Department of Mathematics, Myongji University, Kyonggi 449-728, Korea.
Stat Med. 2011 Jul 20;30(16):2028-39. doi: 10.1002/sim.4235. Epub 2011 Apr 7.
A gene set in DNA microarrays is a group of genes that share a common biological function, chromosomal location, or regulation. This paper discusses the problem of jointly identifying multiple differentially expressed gene sets associated with a phenotype of interest from many hundreds of pre-defined gene sets in a microarray experiment. We propose a null hypothesis that any group of gene sets from the experiment is not differentially expressed. The hypothesis is applicable to a real microarray experiment, where only a fraction of gene sets examined in the experiment are differentially expressed. To test this hypothesis, we provide an algorithm called set association for tail strength (SATS). SATS assigns the tail-strength statistic (TS) to each gene set to measure differential expression that is related to the phenotype of interest, combines the statistics into an overall association measure of multiple gene sets by utilizing a set-association method, and then calculates the significance of the overall measure by conducting sample permutations. SATS performs a simultaneous significance test on several gene sets, while controlling the Type I error rate. As multiple gene sets work together toward the significance, SATS can capture correlations across gene sets that should be considered in assessing joint statistical significance.

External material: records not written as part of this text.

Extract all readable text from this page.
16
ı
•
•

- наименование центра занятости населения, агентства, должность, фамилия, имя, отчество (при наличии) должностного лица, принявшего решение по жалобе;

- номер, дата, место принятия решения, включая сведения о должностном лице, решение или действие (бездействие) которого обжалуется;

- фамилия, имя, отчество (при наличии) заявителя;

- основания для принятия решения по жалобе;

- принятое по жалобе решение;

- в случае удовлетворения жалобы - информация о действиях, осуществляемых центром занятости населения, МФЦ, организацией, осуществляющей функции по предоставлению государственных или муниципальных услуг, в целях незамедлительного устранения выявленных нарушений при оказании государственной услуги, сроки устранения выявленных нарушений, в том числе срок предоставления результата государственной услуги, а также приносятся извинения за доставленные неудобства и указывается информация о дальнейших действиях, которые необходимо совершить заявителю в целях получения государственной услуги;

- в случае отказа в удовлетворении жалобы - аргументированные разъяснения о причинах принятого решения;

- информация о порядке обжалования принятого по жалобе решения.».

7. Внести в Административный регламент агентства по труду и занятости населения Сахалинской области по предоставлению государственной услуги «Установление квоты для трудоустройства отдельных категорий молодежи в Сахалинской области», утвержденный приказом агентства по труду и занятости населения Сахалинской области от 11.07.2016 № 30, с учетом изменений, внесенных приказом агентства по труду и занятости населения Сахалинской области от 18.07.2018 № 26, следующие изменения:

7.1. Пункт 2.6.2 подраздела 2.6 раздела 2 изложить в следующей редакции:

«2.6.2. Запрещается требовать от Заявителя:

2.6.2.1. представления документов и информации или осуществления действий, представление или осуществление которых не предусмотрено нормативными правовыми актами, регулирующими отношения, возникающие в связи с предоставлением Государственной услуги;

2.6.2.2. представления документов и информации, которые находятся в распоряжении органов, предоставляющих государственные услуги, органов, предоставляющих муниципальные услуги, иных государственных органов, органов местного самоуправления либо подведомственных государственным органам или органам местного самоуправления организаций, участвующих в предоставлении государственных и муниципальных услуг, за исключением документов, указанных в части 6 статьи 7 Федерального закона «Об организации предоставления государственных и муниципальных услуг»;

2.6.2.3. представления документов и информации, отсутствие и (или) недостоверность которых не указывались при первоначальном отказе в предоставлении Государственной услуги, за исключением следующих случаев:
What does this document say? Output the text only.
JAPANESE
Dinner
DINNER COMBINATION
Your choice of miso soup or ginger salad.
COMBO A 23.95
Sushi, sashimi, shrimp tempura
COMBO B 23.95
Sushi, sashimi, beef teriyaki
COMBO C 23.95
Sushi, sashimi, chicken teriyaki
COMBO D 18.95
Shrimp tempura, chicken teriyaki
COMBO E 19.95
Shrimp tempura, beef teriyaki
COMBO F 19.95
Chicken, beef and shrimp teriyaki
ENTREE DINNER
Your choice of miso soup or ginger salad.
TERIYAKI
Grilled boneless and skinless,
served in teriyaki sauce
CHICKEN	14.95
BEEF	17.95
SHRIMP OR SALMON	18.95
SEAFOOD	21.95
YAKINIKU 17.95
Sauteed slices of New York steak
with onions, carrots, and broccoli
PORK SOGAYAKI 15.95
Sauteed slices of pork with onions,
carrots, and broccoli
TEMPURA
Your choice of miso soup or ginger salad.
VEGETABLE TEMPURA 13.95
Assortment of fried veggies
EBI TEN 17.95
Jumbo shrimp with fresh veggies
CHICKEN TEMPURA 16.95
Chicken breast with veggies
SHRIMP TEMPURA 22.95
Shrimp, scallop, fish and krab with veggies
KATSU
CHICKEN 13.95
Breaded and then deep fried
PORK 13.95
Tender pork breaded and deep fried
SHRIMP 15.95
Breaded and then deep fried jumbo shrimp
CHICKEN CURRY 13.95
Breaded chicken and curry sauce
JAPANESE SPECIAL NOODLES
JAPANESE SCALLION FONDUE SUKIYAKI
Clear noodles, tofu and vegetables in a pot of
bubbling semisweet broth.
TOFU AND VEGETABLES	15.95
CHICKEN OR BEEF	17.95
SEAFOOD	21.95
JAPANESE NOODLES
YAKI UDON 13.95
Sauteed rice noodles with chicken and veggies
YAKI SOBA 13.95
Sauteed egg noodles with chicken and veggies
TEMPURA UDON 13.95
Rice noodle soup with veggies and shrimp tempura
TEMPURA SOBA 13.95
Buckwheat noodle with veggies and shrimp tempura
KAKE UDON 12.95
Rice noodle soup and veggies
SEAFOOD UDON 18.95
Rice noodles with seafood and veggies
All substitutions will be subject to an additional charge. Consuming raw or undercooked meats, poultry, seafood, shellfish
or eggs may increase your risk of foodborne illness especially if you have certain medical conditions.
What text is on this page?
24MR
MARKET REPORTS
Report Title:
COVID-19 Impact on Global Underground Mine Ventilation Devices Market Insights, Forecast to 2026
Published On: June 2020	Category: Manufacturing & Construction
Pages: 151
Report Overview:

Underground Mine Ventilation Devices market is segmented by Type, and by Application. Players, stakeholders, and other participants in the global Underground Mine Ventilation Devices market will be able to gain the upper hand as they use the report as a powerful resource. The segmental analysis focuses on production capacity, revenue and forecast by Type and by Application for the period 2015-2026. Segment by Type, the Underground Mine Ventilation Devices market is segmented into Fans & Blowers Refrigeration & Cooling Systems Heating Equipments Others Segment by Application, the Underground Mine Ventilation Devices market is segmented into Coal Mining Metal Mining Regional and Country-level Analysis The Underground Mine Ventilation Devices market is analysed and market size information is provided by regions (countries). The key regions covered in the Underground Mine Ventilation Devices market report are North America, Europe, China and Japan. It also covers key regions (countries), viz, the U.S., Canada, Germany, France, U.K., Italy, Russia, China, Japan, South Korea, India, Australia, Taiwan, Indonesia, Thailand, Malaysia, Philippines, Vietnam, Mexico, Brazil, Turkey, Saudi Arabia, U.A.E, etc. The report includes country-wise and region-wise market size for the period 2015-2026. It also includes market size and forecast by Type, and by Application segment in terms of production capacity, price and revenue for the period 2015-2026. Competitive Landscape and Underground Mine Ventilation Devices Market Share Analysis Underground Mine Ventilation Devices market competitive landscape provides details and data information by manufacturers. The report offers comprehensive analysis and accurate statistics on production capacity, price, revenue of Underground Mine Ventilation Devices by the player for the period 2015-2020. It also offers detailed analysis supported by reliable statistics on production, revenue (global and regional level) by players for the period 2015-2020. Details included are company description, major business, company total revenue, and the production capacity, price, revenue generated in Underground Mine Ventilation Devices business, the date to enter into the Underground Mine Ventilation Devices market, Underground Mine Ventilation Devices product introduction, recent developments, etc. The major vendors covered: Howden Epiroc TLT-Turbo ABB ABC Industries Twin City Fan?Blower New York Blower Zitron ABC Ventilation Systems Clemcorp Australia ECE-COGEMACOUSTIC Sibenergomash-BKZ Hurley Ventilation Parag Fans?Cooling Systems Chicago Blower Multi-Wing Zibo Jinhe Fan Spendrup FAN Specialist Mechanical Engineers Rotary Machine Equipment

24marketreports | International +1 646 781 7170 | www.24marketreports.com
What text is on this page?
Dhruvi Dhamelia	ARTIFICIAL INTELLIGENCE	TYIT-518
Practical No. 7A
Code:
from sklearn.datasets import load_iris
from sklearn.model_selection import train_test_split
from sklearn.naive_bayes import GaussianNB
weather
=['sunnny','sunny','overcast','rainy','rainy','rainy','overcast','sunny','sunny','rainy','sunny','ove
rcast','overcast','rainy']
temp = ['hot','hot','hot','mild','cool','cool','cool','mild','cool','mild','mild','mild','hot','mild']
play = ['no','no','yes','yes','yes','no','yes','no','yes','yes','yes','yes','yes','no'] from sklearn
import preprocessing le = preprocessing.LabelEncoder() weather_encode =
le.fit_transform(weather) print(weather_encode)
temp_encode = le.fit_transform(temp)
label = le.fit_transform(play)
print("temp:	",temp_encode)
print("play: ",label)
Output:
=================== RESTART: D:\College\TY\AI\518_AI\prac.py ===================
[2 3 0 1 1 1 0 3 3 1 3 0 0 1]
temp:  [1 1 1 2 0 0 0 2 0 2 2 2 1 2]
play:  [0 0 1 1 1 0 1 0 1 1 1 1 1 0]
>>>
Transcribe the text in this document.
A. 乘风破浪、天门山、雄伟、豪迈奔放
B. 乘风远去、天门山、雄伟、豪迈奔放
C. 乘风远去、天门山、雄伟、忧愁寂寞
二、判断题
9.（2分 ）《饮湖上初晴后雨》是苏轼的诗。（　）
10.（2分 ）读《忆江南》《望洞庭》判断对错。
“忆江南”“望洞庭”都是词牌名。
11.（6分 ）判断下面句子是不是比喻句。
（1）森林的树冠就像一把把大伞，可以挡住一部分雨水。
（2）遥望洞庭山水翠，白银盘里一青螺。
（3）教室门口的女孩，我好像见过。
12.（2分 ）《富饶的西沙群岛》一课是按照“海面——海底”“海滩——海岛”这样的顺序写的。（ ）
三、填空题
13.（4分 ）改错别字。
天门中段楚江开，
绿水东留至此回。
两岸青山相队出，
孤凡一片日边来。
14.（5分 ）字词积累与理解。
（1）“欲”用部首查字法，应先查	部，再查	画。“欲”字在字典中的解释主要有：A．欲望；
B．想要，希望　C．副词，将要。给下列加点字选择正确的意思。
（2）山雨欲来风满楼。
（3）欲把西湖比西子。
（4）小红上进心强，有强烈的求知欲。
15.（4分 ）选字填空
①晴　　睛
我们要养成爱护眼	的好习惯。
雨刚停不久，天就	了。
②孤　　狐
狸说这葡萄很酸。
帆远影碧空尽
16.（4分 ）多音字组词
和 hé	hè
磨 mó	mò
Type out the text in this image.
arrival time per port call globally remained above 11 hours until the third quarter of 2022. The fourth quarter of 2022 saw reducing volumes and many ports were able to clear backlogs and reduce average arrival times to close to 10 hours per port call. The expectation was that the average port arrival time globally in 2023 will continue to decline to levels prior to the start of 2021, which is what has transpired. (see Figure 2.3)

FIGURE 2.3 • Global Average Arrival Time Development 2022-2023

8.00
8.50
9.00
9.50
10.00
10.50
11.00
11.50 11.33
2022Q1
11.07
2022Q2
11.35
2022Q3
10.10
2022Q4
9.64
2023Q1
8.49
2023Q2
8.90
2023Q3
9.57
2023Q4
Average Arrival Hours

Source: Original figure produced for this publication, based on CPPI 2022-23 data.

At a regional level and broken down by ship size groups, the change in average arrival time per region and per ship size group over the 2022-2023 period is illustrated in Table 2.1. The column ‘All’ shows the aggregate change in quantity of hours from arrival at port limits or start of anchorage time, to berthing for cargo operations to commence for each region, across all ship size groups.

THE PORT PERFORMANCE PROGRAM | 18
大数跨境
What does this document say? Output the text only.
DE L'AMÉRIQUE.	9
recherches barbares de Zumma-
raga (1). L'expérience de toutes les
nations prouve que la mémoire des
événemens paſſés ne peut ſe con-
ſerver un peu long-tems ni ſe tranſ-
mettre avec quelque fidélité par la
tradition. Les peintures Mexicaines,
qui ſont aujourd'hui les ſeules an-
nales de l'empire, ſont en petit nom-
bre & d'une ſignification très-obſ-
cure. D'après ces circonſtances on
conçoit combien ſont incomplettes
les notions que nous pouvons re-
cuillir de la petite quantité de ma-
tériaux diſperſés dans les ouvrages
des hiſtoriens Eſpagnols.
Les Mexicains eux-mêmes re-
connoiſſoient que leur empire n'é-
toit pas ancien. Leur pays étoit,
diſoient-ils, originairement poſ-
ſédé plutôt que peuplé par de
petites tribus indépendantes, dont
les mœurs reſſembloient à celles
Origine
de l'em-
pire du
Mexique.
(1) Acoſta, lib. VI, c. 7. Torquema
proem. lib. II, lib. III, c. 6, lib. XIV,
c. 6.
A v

在 DNA 微阵列中,基因集是一组具有共同生物学功能、染色体位置或调控的基因。本文讨论了从微阵列实验中数百个预先定义的基因集中联合识别与感兴趣表型相关的多个差异表达基因集的问题。我们提出了一个零假设,即实验中的任何一组基因集都没有差异表达。该假设适用于真实的微阵列实验,其中实验中只有一部分基因集存在差异表达。为了检验这个假设,我们提出了一种叫做集合关联的尾部强度检验(SATS)算法。SATS 为每个基因集分配尾部强度统计量(TS),以测量与感兴趣表型相关的差异表达,通过使用集合关联方法将统计量组合成多个基因集的总体关联度量,然后通过样本置换计算总体度量的显著性。SATS 对多个基因集进行同时的显著性检验,同时控制第一类错误率。由于多个基因集共同作用以达到显著性,SATS 可以捕获基因集之间的相关性,这些相关性在评估联合统计显著性时应予以考虑。